If Fine Gael had been concerned about dictatorship they could have come down on either side but to suggest that their policy which they followed for many years is one which will bring about a Fianna Fáil dictatorship is ludicrous. Deputy Cosgrave wished to see the system of the straight vote brought in. He would like some day to be Taoiseach. What Mr. Morrison referred to as the "decaying political party" attitude is now reflected in Fine Gael, while the strong men who believe they will come to office as a united Fine Gael Government feel the other way. To talk about dictatorship is just nonsense.

It is quite obvious that under present conditions in this country—there is no use talking about Governor Wallace in the US or about previous elections in Britain, as Senator Dooge has done— there is no alternative to the present Government. Even members of the Fine Gael Party would concede that, except where a minority Fine Gael Government or a Fine Gael-Labour Coalition existed.

It is a completely undemocratic concept that the people should be faced with the situation where there was no alternative but either to vote for continuance of Fianna Fáil or else to vote for a coalition or minority government which could not carry out the policies which have been placed before the people at the election.

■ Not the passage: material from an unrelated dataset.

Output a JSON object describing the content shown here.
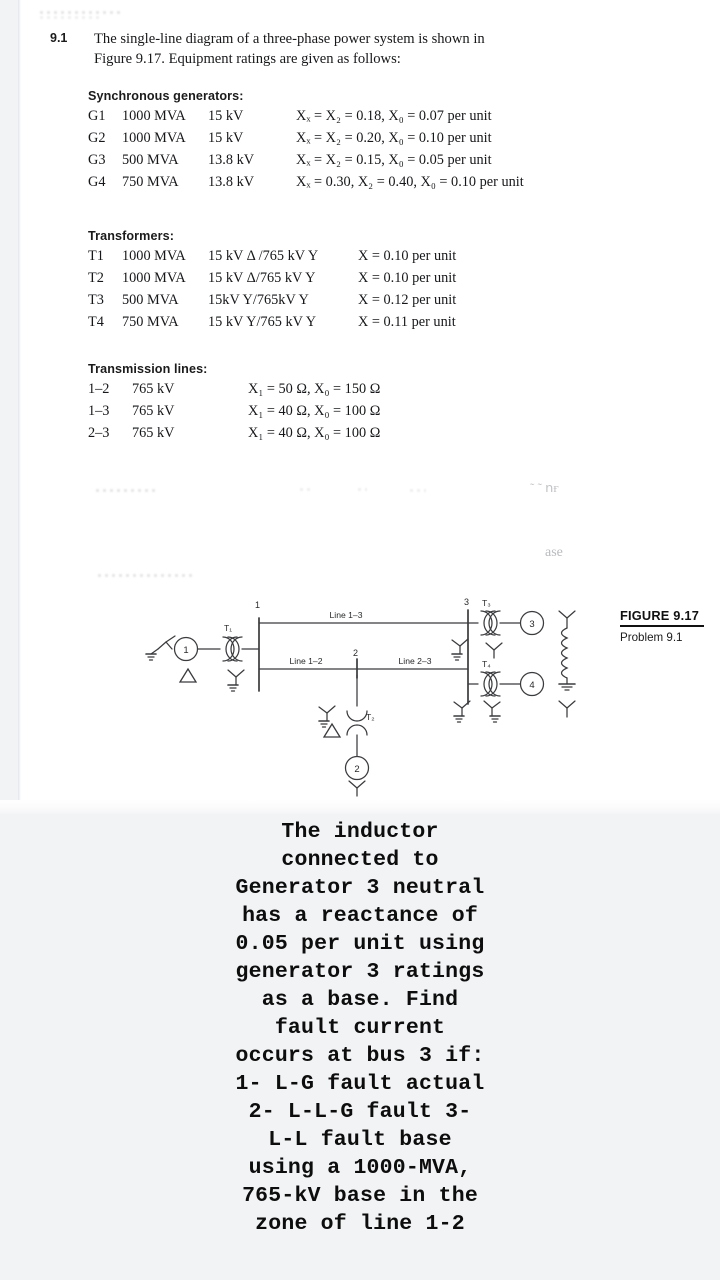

I should like to produce a couple of last quotations which are entirely relevant to the discussion. They come from Senator Garret FitzGerald—he was not a Senator at the time—but I think they are of interest as coming from a person who, whatever his political status may have been at that time, was not committed to the Fianna Fáil point of view. It was an article in the Irish Times, 26th February, 1964. He had this to say shortly after the famous Cork city and Kildare by-elections:

Others again may see as the most crucial feature of these results, not the 6-7 per cent swing towards Fianna Fáil, but the 9-10 per cent swing away from Fine Gael. To those who take this view, the results may appear as a vote of no confidence in the principal Opposition Party, either because of a feeling that it did not offer a clear-cut and fully developed alternative policy, or because its opposition in recent years was judged ineffective, or because of a fear of weak government by a Fine Gael-led Coalition, or by a minority Fine Gael Party dependent on Labour support.

He was perfectly right and one of the most serious problems in our present political set-up is that the people do not want either a weak Government or a Fine Gael-led coalition nor do they want a minority Fine Gael Government dependent on Labour support. Again, in the Irish Times on 27th May, 1964, Senator FitzGerald said:

At some time, by this shift in policy, Fine Gael could find itself better placed to form a future Government, with the help of Labour, than in 1948 and 1954, when the papering over of wide political differences between Fine Gael and its left-wing partners led to weak Governments susceptible to pressures from too many different angles. And as over-all majorities will be hard to secure as long as we hang on to Proportional Representation and fail to adopt the alternative vote in single seat constituencies, whichever of the major Parties can align its policies most closely with those of Labour may stand the best chance of being the Party in power from 1965-66 onwards—so that even in terms of short-term Party advantage there is something to be said for a shift to the left on the part of Fine Gael.

Business suspended at 6.5 p.m. and resumed at 7 p.m.